For decades, Washington has treated immigration policy as a social experiment. American families have been the unwitting test subjects while politicians preach the virtues of “diversity” from behind gated communities and security details. Ordinary citizens bear the consequences of a reckless open-borders ideology.
The diversity visa lottery—a program distributing 55,000 green cards annually based on luck—has long been a disaster waiting to happen. Lawmakers have failed to prevent it.
Americans are dead again. Three brilliant lives were cut short; nine more were forever scarred. Communities from Providence to Cambridge are reeling. While Democrats spent years blocking immigration reform, President Trump has finally taken decisive action—a move that should have happened nearly a decade ago.
Homeland Security Secretary Kristi Noem stated: “The Brown University shooter, Claudio Manuel Neves Valente entered the United States through the diversity lottery immigrant visa program (DV1) in 2017 and was granted a green card. This heinous individual should never have been allowed in our country.” She added that President Trump had fought to end the program following the 2017 NYC truck ramming by an ISIS terrorist who entered under DV1 and killed eight people.
Claudio Manuel Neves Valente, a 48-year-old Portuguese national, entered the U.S. in 2017 through the very lottery system Secretary Noem condemned. On a December Saturday afternoon during finals week at Brown University, he opened fire in an engineering building, killing two students—Ella Cook of Alabama and Mukhammad Aziz Umurzokov of Virginia—and wounding nine others.
His rampage continued as authorities confirmed Valente evaded capture for six days before traveling to Massachusetts, where he murdered Nuno F.G. Loureiro, a renowned MIT nuclear physics professor, at his home.
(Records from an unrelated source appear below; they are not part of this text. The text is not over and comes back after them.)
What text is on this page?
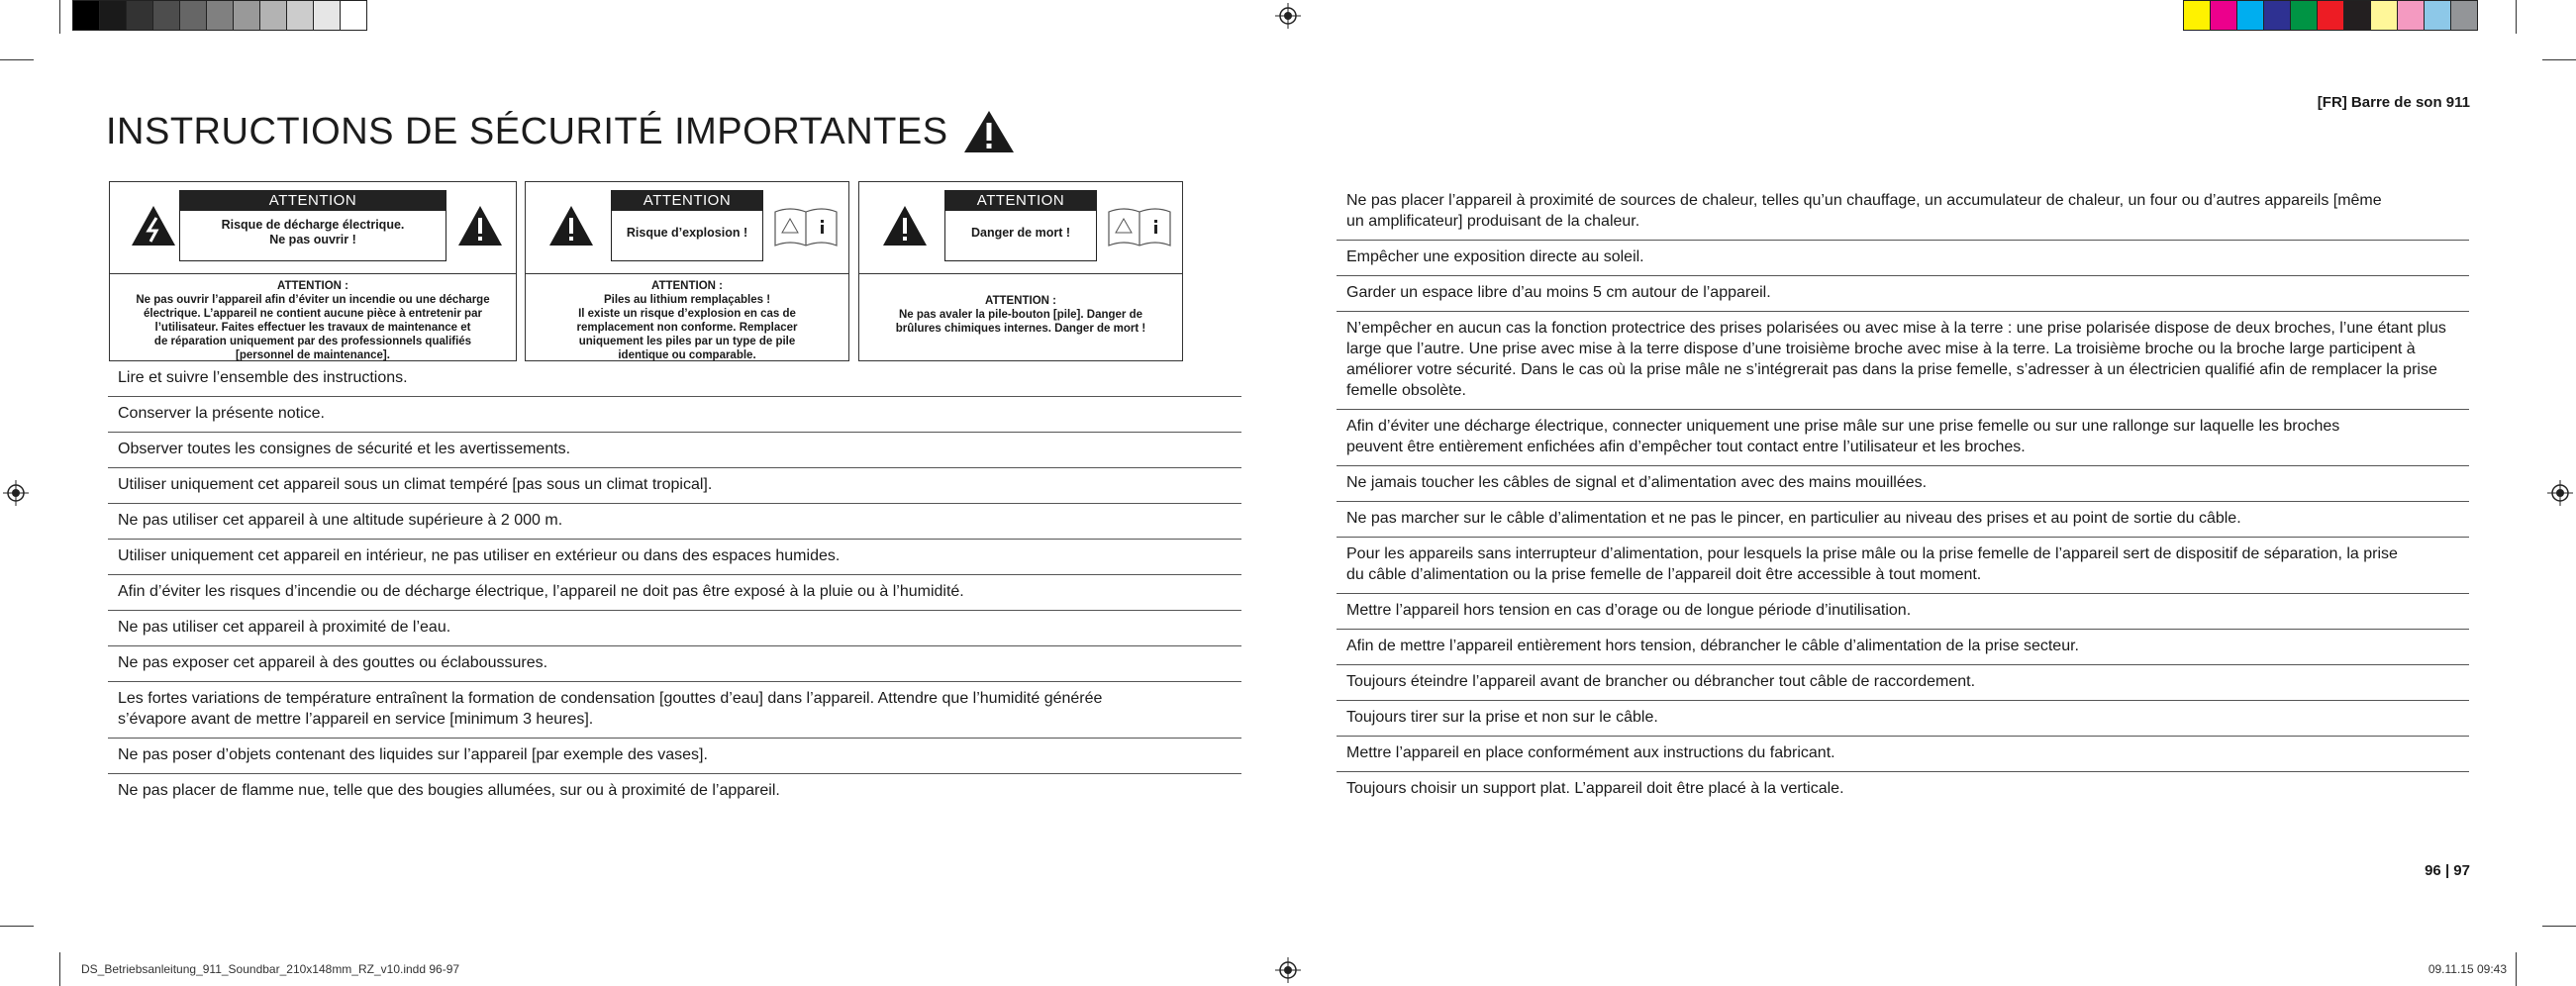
[FR] Barre de son 911
INSTRUCTIONS DE SÉCURITÉ IMPORTANTES
ATTENTION
Risque de décharge électrique.
Ne pas ouvrir !
ATTENTION :
Ne pas ouvrir l’appareil afin d’éviter un incendie ou une décharge
électrique. L’appareil ne contient aucune pièce à entretenir par
l’utilisateur. Faites effectuer les travaux de maintenance et
de réparation uniquement par des professionnels qualifiés
[personnel de maintenance].
ATTENTION
Risque d’explosion !
ATTENTION :
Piles au lithium remplaçables !
Il existe un risque d’explosion en cas de
remplacement non conforme. Remplacer
uniquement les piles par un type de pile
identique ou comparable.
ATTENTION
Danger de mort !
ATTENTION :
Ne pas avaler la pile-bouton [pile]. Danger de
brûlures chimiques internes. Danger de mort !
Lire et suivre l’ensemble des instructions.
Conserver la présente notice.
Observer toutes les consignes de sécurité et les avertissements.
Utiliser uniquement cet appareil sous un climat tempéré [pas sous un climat tropical].
Ne pas utiliser cet appareil à une altitude supérieure à 2 000 m.
Utiliser uniquement cet appareil en intérieur, ne pas utiliser en extérieur ou dans des espaces humides.
Afin d’éviter les risques d’incendie ou de décharge électrique, l’appareil ne doit pas être exposé à la pluie ou à l’humidité.
Ne pas utiliser cet appareil à proximité de l’eau.
Ne pas exposer cet appareil à des gouttes ou éclaboussures.
Les fortes variations de température entraînent la formation de condensation [gouttes d’eau] dans l’appareil. Attendre que l’humidité générée s’évapore avant de mettre l’appareil en service [minimum 3 heures].
Ne pas poser d’objets contenant des liquides sur l’appareil [par exemple des vases].
Ne pas placer de flamme nue, telle que des bougies allumées, sur ou à proximité de l’appareil.
Ne pas placer l’appareil à proximité de sources de chaleur, telles qu’un chauffage, un accumulateur de chaleur, un four ou d’autres appareils [même un amplificateur] produisant de la chaleur.
Empêcher une exposition directe au soleil.
Garder un espace libre d’au moins 5 cm autour de l’appareil.
N’empêcher en aucun cas la fonction protectrice des prises polarisées ou avec mise à la terre : une prise polarisée dispose de deux broches, l’une étant plus large que l’autre. Une prise avec mise à la terre dispose d’une troisième broche avec mise à la terre. La troisième broche ou la broche large participent à améliorer votre sécurité. Dans le cas où la prise mâle ne s’intégrerait pas dans la prise femelle, s’adresser à un électricien qualifié afin de remplacer la prise femelle obsolète.
Afin d’éviter une décharge électrique, connecter uniquement une prise mâle sur une prise femelle ou sur une rallonge sur laquelle les broches peuvent être entièrement enfichées afin d’empêcher tout contact entre l’utilisateur et les broches.
Ne jamais toucher les câbles de signal et d’alimentation avec des mains mouillées.
Ne pas marcher sur le câble d’alimentation et ne pas le pincer, en particulier au niveau des prises et au point de sortie du câble.
Pour les appareils sans interrupteur d’alimentation, pour lesquels la prise mâle ou la prise femelle de l’appareil sert de dispositif de séparation, la prise du câble d’alimentation ou la prise femelle de l’appareil doit être accessible à tout moment.
Mettre l’appareil hors tension en cas d’orage ou de longue période d’inutilisation.
Afin de mettre l’appareil entièrement hors tension, débrancher le câble d’alimentation de la prise secteur.
Toujours éteindre l’appareil avant de brancher ou débrancher tout câble de raccordement.
Toujours tirer sur la prise et non sur le câble.
Mettre l’appareil en place conformément aux instructions du fabricant.
Toujours choisir un support plat. L’appareil doit être placé à la verticale.
96 | 97
DS_Betriebsanleitung_911_Soundbar_210x148mm_RZ_v10.indd 96-97	09.11.15 09:43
The diversity visa lottery randomly selects individuals from countries with historically low immigration rates, requiring no specific skills or family connections—just luck and minimal vetting. This program has allowed individuals like Valente to enter the country without adequate screening.
This tragedy carries a sickening sense of déjà vu. In 2017, an ISIS terrorist who entered through the same lottery drove a truck down Manhattan’s bike path, killing eight people. President Trump immediately called on Congress to end the program that enabled such attacks.
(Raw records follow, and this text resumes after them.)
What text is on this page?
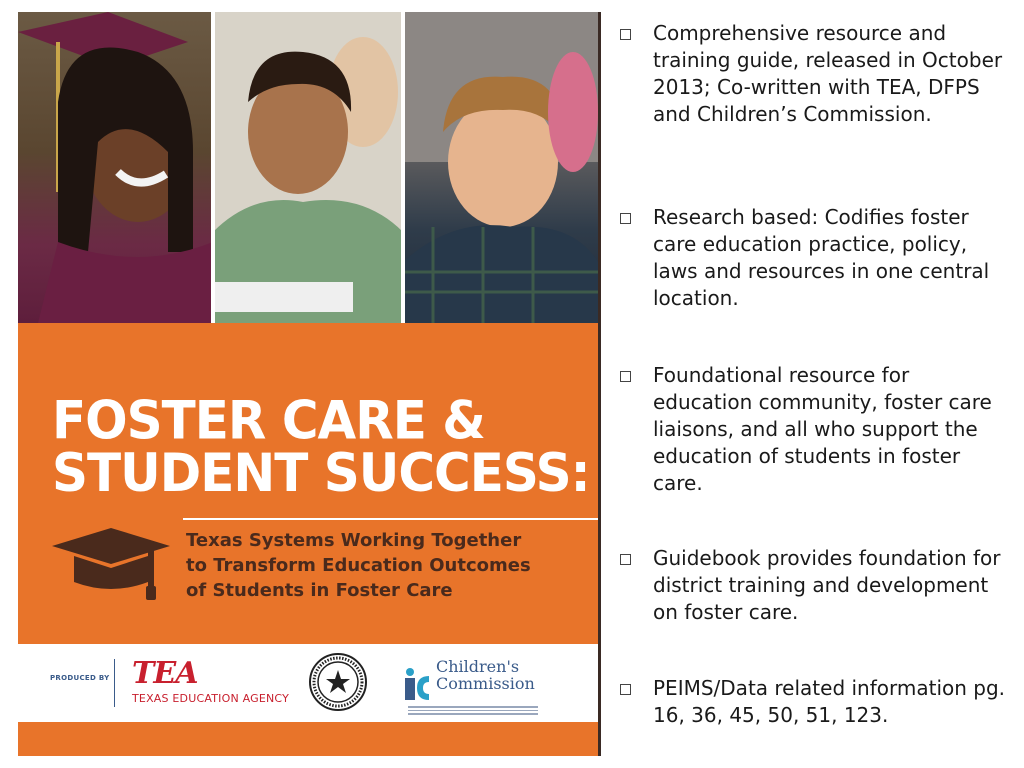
FOSTER CARE &
STUDENT SUCCESS:
Texas Systems Working Together
to Transform Education Outcomes
of Students in Foster Care
PRODUCED BY TEA
TEXAS EDUCATION AGENCY
Children's
Commission
Comprehensive resource and training guide, released in October 2013; Co-written with TEA, DFPS and Children’s Commission.
Research based: Codifies foster care education practice, policy, laws and resources in one central location.
Foundational resource for education community, foster care liaisons, and all who support the education of students in foster care.
Guidebook provides foundation for district training and development on foster care.
PEIMS/Data related information pg. 16, 36, 45, 50, 51, 123.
Democrats and spineless Republicans failed to eliminate the program despite the body count. The political optics of appearing insufficiently welcoming to the world outweighed American safety. Trump’s warning was dismissed as xenophobic fearmongering.
Eight years later, President Trump has taken decisive action at his direction, ordering U.S. Citizenship and Immigration Services to immediately pause the diversity visa lottery.
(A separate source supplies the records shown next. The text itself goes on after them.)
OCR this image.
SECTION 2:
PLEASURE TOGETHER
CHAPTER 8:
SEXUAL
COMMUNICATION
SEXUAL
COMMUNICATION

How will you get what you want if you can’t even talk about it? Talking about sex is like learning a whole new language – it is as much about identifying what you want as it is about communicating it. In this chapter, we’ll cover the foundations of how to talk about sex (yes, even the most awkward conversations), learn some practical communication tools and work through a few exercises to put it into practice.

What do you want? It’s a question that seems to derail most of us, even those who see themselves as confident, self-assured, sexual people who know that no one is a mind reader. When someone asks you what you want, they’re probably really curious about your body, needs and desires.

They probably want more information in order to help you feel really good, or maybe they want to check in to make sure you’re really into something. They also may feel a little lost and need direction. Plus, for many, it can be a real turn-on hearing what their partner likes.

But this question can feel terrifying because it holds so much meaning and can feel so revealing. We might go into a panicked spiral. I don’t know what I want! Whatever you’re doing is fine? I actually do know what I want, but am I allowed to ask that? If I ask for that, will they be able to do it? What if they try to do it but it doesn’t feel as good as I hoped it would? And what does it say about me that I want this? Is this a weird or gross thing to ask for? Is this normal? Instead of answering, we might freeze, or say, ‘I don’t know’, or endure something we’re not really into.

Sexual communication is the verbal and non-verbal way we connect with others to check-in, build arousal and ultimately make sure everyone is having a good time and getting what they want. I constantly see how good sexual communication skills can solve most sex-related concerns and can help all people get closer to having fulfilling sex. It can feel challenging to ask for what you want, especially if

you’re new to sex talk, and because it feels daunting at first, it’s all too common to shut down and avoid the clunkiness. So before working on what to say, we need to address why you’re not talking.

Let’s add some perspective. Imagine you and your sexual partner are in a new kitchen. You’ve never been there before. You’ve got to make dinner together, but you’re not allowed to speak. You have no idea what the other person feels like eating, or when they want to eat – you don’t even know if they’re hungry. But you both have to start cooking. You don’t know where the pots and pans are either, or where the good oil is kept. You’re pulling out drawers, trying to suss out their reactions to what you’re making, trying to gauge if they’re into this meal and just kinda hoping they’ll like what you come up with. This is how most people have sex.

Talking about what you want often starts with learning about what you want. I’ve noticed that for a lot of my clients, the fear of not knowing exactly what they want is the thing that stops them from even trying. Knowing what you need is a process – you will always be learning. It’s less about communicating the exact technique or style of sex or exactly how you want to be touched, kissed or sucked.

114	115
Democrats will fight this pause with everything they have, resurrecting talking points about America being “a nation of immigrants” and accusing the administration of racism for pausing a random immigration lottery. They will also target the Second Amendment rights of law-abiding citizens.
In coming weeks, Democrats who offer performative grief for campus violence victims will reveal themselves by moving to restore a system that has enabled mass murder on multiple occasions. They will choose dangerous aliens over American students, professors, and families.
Diversity is their religion. No amount of American blood shakes their faith.
The families of Ella Cook, Mukhammad Aziz Umurzokov, and Nuno Loureiro deserved better. They deserved a government that doesn’t gamble with loved ones’ lives in the name of political correctness. President Trump understood this threat eight years ago. Now he’s finally positioned to act without relying on a captured Congress.
Elections have consequences. This is exactly the decisive leadership Americans demanded.